Il est donc facile de comprendre pourquoi les études empiriques portant sur l’ensemble de l’économie ne permettent aucune conclusion claire : la flexibilité est très avantageuse dans certaines périodes et dans certains secteurs, beaucoup moins dans d’autres. Il est cependant possible de faire quelques remarques plus précises dans le cas de la France. Certes, la rigidité peut être efficace pour certains secteurs employant une main-d’oeuvre très qualifiée, mais la France est peu présente dans ces secteurs. Par ailleurs, la flexibilité des entreprises peut compenser en partie le manque de flexibilité des marchés, mais les entreprises françaises ne sont guère flexibles. Enfin, la recherche de la flexibilité devrait porter sur tous les marchés et pas uniquement sur le travail. Mais agir sur la mauvaise allocation des capitaux ou sur les rigidités des marchés des biens heurterait de puissants intérêts patronaux. Le libéralisme trouve ici sa limite.

La question posée à l’économie française n’est donc pas celle des règles de fonctionnement des marchés du travail. Changer ces règles dans le sens d’une réduction des protections des salariés ne garantit en aucune façon la diminution du chômage. Pour autant, la question de la flexibilité de l’économie française dans son ensemble ne saurait être balayée sans examen. L’adaptation de l’économie et de la société françaises à la mutation technique en cours se fait mal et lentement. D’autres pays font beaucoup mieux, en utilisant des solutions variées : libéralisme américain, flexsécurité nordique, adaptation continue des grandes entreprises japonaises. La France doit trouver une voie qui corresponde à sa culture nationale, ses traditions, ses institutions. Il est possible que certaines formes de déréglementation soient utiles, si elles s’inscrivent dans une évolution d’ensemble cohérente. Mais celle-ci reste à inventer.

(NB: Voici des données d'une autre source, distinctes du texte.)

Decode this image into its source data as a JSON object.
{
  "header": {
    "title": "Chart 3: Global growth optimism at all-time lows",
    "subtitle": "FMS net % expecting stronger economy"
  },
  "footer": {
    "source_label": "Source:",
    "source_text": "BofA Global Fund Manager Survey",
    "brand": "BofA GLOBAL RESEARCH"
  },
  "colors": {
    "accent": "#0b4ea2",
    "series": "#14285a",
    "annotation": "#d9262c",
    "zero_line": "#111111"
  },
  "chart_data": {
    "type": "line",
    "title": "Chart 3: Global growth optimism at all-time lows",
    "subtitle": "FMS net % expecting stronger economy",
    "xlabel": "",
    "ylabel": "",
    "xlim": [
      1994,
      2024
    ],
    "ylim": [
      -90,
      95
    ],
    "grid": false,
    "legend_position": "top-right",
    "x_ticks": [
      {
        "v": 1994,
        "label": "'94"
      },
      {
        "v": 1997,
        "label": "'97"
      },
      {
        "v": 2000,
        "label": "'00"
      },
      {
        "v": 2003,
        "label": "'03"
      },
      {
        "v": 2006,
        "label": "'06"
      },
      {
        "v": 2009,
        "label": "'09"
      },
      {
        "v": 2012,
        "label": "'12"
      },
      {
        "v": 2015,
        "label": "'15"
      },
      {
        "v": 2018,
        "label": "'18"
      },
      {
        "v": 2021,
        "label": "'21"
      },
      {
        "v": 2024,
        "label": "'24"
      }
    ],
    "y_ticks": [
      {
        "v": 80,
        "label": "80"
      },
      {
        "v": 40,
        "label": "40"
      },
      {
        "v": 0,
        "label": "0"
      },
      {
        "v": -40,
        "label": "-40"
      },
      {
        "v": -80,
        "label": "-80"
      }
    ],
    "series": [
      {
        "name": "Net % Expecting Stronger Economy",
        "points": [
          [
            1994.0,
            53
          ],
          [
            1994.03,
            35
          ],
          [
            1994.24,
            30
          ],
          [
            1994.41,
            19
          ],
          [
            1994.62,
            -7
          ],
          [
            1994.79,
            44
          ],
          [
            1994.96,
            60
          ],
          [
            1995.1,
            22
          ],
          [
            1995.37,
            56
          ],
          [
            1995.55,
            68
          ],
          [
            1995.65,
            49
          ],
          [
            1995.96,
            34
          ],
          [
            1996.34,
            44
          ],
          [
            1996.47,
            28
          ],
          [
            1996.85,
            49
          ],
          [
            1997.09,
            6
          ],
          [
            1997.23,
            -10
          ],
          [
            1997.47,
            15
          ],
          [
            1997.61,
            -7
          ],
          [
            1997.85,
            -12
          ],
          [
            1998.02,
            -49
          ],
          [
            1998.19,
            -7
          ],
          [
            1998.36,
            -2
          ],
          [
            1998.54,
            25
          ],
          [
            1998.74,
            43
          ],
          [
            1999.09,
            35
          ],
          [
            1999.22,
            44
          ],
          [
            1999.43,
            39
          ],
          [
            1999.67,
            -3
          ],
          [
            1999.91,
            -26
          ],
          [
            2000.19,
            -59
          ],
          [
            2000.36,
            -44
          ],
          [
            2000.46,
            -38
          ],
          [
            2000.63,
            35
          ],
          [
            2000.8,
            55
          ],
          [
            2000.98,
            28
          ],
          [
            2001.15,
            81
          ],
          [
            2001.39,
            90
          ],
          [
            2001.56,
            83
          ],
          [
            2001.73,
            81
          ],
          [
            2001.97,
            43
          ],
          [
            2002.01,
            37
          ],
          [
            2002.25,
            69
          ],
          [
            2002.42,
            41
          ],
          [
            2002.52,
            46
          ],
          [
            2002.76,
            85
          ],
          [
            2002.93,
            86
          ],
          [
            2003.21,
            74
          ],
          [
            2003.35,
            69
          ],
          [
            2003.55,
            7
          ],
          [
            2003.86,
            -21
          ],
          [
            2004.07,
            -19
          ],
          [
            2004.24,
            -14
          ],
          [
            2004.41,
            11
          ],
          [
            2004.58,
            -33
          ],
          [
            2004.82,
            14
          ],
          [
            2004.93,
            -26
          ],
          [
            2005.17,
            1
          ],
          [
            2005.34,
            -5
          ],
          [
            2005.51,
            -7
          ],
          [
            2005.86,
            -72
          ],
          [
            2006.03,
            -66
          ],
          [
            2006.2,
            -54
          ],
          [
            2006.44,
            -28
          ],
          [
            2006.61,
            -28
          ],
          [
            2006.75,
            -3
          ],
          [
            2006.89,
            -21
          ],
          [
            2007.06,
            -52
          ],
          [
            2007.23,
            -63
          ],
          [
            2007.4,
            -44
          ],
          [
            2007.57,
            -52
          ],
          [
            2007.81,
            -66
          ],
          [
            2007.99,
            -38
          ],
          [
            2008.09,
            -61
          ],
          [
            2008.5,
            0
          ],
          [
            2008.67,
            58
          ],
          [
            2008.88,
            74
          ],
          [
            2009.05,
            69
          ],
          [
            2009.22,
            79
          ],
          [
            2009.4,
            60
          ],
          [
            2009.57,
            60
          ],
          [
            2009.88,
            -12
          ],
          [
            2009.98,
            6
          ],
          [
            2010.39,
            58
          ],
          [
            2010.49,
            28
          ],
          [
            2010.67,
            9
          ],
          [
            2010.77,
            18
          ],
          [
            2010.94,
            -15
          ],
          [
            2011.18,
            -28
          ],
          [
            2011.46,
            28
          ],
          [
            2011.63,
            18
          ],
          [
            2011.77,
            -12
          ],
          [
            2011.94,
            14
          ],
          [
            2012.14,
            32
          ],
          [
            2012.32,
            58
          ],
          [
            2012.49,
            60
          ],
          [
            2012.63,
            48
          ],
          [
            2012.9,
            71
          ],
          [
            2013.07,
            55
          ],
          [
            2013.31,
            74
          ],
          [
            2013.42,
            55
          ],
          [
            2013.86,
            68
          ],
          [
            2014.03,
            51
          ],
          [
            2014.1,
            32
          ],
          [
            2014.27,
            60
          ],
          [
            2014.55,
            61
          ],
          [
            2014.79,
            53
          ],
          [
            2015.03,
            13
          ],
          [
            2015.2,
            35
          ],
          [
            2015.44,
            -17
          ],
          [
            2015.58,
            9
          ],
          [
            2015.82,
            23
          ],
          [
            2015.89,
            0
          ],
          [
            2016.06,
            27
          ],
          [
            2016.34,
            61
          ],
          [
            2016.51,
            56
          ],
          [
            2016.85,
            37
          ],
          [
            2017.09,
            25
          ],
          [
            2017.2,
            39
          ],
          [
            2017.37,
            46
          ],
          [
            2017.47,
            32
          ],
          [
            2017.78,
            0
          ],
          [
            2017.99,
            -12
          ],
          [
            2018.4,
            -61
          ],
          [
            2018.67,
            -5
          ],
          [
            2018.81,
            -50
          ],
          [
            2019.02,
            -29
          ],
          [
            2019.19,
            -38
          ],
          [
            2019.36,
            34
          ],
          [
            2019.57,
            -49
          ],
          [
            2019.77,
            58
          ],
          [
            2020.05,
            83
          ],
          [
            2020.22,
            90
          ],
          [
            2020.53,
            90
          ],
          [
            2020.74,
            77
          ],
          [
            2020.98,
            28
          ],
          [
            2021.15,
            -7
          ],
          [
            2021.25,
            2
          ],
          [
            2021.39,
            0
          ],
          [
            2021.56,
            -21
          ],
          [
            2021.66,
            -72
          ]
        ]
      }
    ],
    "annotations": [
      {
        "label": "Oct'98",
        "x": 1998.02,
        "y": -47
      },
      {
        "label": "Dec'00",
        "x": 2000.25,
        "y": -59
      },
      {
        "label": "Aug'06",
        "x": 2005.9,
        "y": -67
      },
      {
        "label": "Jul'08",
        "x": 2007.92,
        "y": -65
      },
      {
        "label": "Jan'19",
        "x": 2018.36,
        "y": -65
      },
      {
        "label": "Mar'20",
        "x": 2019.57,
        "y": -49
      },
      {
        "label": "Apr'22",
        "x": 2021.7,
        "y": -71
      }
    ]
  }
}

  • 1. Voir Sociologie des chômeurs, par Didier Demazière, coll Repères, éd. La Découverte, 2006, p. 39.
  • 2. Voir " Instabilité de l’emploi : quelles ruptures de tendance ? ", Document de travail, 04-01, EPEE, université d’Evry.
  • 3. Dans certains pays, l’insuffisance d’épargne est un frein à la croissance, car les ressources manquent pour investir. La France est plutôt dans la situation inverse, où c’est le manque de dynamisme de la demande qui freine l’investissement.
  • 4. Problèmes économiques, n°2225, 1991.
  • 5. Made in Monde, par Suzanne Berger, éd. du Seuil, 2006.
* Flexibilité du travail

Adaptation du travail aux besoins des employeurs. Trois types de flexibilité sont à distinguer : dans la quantité de travail utilisée, dans son affectation (flexibilité fonctionnelle et géographique) et dans sa rémunération. Il est aussi utile de distinguer une flexibilité interne à l'entreprise et une flexibilité externe, passant par les marchés du travail.

** Marché du travail

Les économistes considèrent généralement que les salariés vendent du travail acheté par des employeurs, ce marché étant régulé par la variation du prix, le salaire. Cependant, les économistes ont noté depuis longtemps que les salaires sont relativement rigides. Dans ce cas, l'ajustement du marché se fait par les quantités, en l'occurrence par le chômage. D'autre part, compte tenu de la multiplicité des qualifications qui ne sont pas interchangeables, on préfère souvent parler, au pluriel, des marchés du travail. Certains économistes refusent par ailleurs l'idée même d'un marché du travail, dans la mesure où les conditions d'emploi résultent d'un certain nombre de conventions et non d'un libre contrat.